Portos: o rescaldo pedagógico

A votação da MP dos Portos aconteceu na última semana. A matéria foi discutida e rediscutida. A briga entre governo e oposição, idem. Todavia, o episódio não é pauta vencida. Passados alguns dias e serenados os ânimos das disputas, é preciso analisar com mais calma o que se passou em nossa República durante esse processo. Trata-se de uma experiência que não pode acabar com o simples resultado do painel. Ela tem bem mais a evidenciar.
Acompanhamos a gritante demonstração de algumas das principais contradições das nossas instituições e dos seus sistemas. Tivemos grandes exemplos de tudo o que não devemos mais reproduzir em nosso cotidiano. O Brasil viu um desfile de mazelas que, mais do que pessoas ou governos, diz com o desenho das regras do jogo que comandam a nossa política.
A primeira aberração é o próprio instituto da medida provisória. Criado para ser usado em casos extremos, virou regra no cotidiano nacional. O Executivo, já sobejo em poder e recursos, sai a fazer um papel que não lhe pertence. Que fere o equilíbrio entre os poderes e usurpa a representatividade do parlamento. E não é algo de agora, senão que uma prática naturalizada há muitos governos – sem uma contundente reação do Legislativo.

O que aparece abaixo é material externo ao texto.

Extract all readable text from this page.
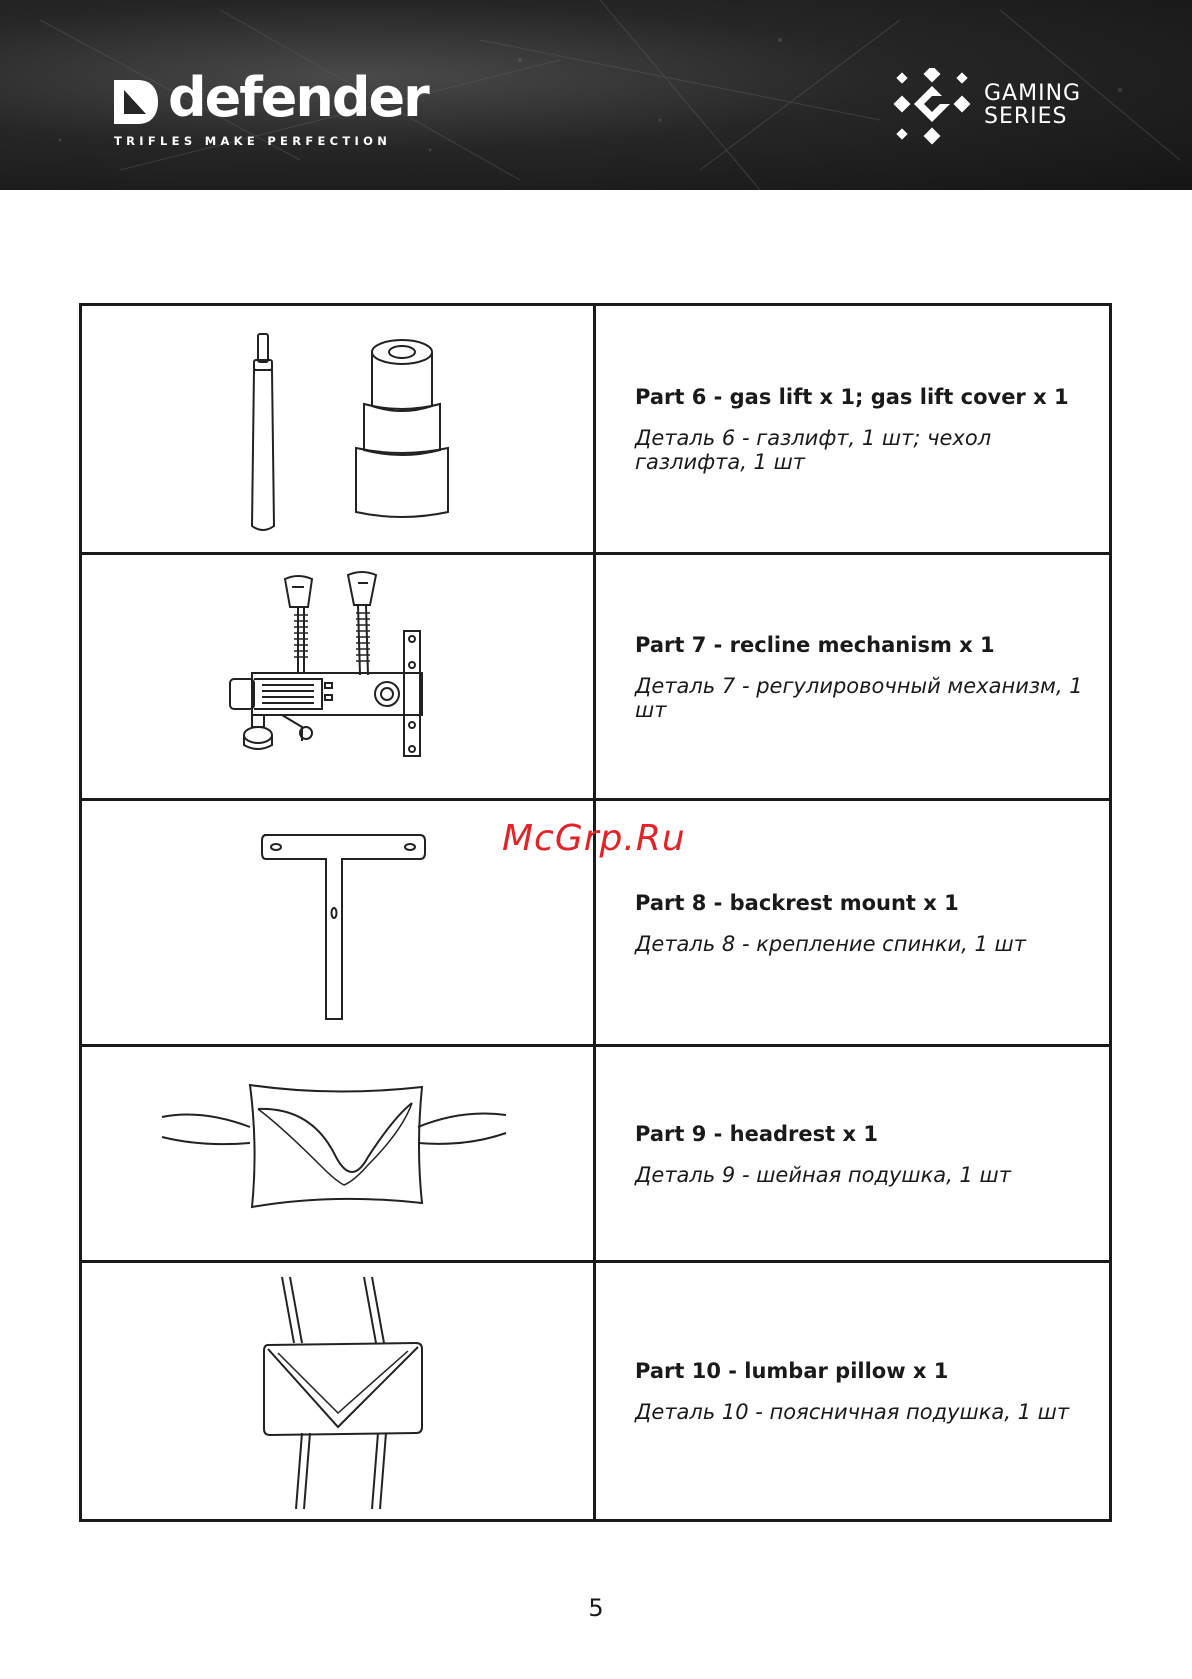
defender
TRIFLES MAKE PERFECTION
GAMING
SERIES

Part 6 - gas lift x 1; gas lift cover x 1

Деталь 6 - газлифт, 1 шт; чехол газлифта, 1 шт

Part 7 - recline mechanism x 1

Деталь 7 - регулировочный механизм, 1 шт

Part 8 - backrest mount x 1

Деталь 8 - крепление спинки, 1 шт

Part 9 - headrest x 1

Деталь 9 - шейная подушка, 1 шт

Part 10 - lumbar pillow x 1

Деталь 10 - поясничная подушка, 1 шт

McGrp.Ru
5
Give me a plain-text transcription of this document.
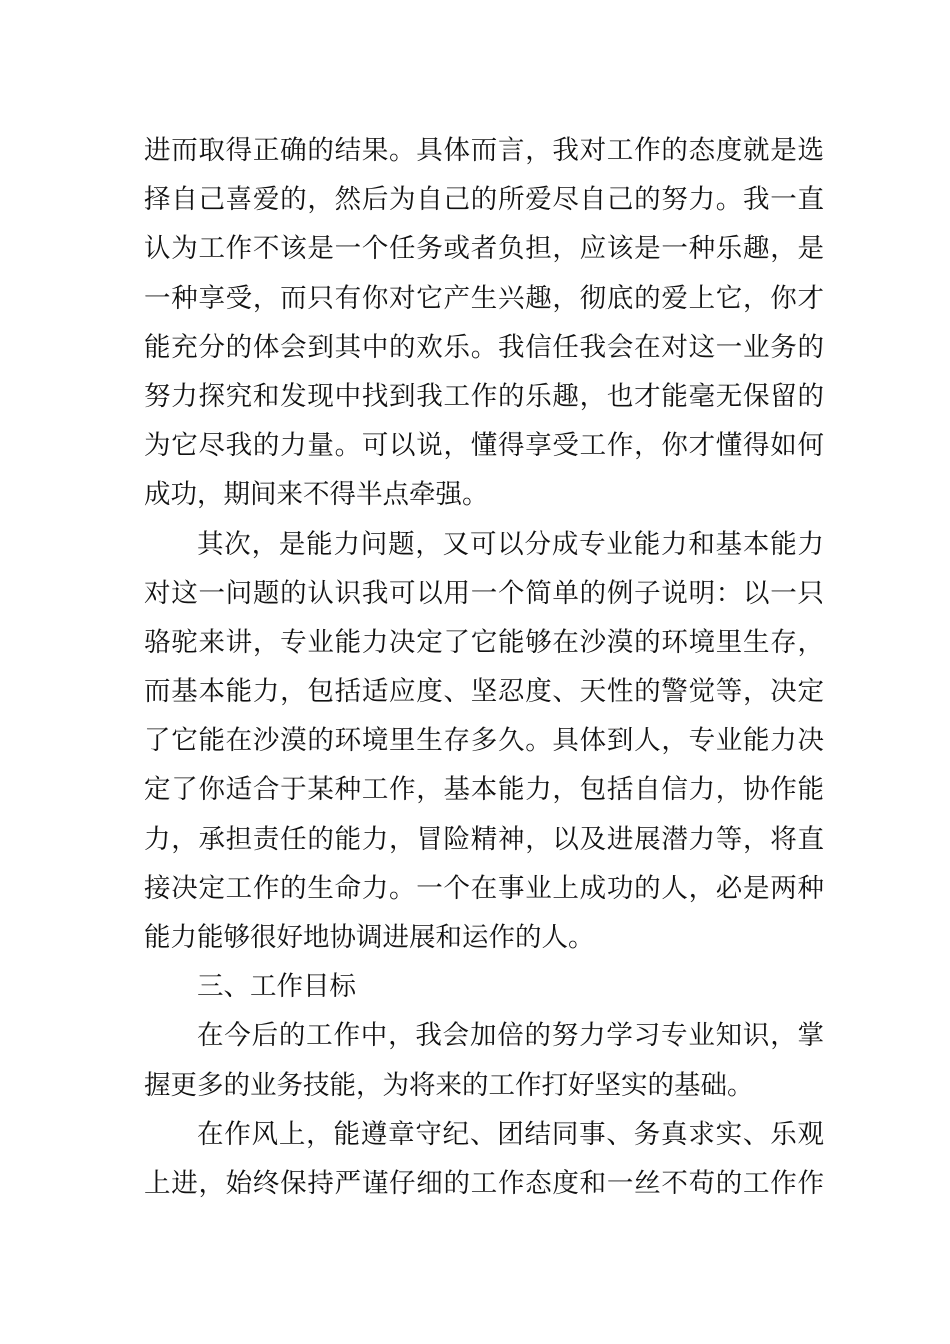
进而取得正确的结果。具体而言，我对工作的态度就是选
择自己喜爱的，然后为自己的所爱尽自己的努力。我一直
认为工作不该是一个任务或者负担，应该是一种乐趣，是
一种享受，而只有你对它产生兴趣，彻底的爱上它，你才
能充分的体会到其中的欢乐。我信任我会在对这一业务的
努力探究和发现中找到我工作的乐趣，也才能毫无保留的
为它尽我的力量。可以说，懂得享受工作，你才懂得如何
成功，期间来不得半点牵强。
其次，是能力问题，又可以分成专业能力和基本能力
对这一问题的认识我可以用一个简单的例子说明：以一只
骆驼来讲，专业能力决定了它能够在沙漠的环境里生存，
而基本能力，包括适应度、坚忍度、天性的警觉等，决定
了它能在沙漠的环境里生存多久。具体到人，专业能力决
定了你适合于某种工作，基本能力，包括自信力，协作能
力，承担责任的能力，冒险精神，以及进展潜力等，将直
接决定工作的生命力。一个在事业上成功的人，必是两种
能力能够很好地协调进展和运作的人。
三、工作目标
在今后的工作中，我会加倍的努力学习专业知识，掌
握更多的业务技能，为将来的工作打好坚实的基础。
在作风上，能遵章守纪、团结同事、务真求实、乐观
上进，始终保持严谨仔细的工作态度和一丝不苟的工作作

Outra reiterada constatação: o Congresso não consegue responder, em uma velocidade plausível, às demandas da nação. Além disso, mais uma vez, o voto foi utilizado para viabilizar a liberação de emendas individuais. A falta de pudor chegou aos microfones, com pedidos explícitos de “carinho”. O clientelismo e o fisiologismo se revelaram em suas mais diferentes facetas.
A ação de lobistas também foi sentida, tanto que havia esforços para transformar a MP num monstrengo e inviabilizá-la. Não há nada de errado em exercer pressão, mas não pode ser de maneira sorrateira por quem tem interesse direto no negócio. Ficou claro, mais uma vez, que o Brasil precisa caminhar para uma regulamentação que ordene esse tipo de pressão, algo que já existe em diversos lugares do mundo.
O corporativismo foi outra força que se mostrou novamente. Não para postular legítimos direitos trabalhistas, mas para tentar passar certos privilégios absurdos em favor de categorias profissionais. Isso faz pensar sobre o sistema de votos no Brasil, que costuma dar vantagem a quem defende grupos corporativos ou econômicos.
A MP dos Portos colocava sobre a mesa do Congresso Nacional um tema importantíssimo, ligado a um dos principais gargalos da nossa infraestrutura. Porém, para além do seu mérito, evidenciou ainda mais nossos problemas institucionais e algumas lamentáveis posturas pessoais e políticas. O rescaldo disso tudo precisa ser pedagógico sobre o tipo de país que queremos – e não queremos – pela frente.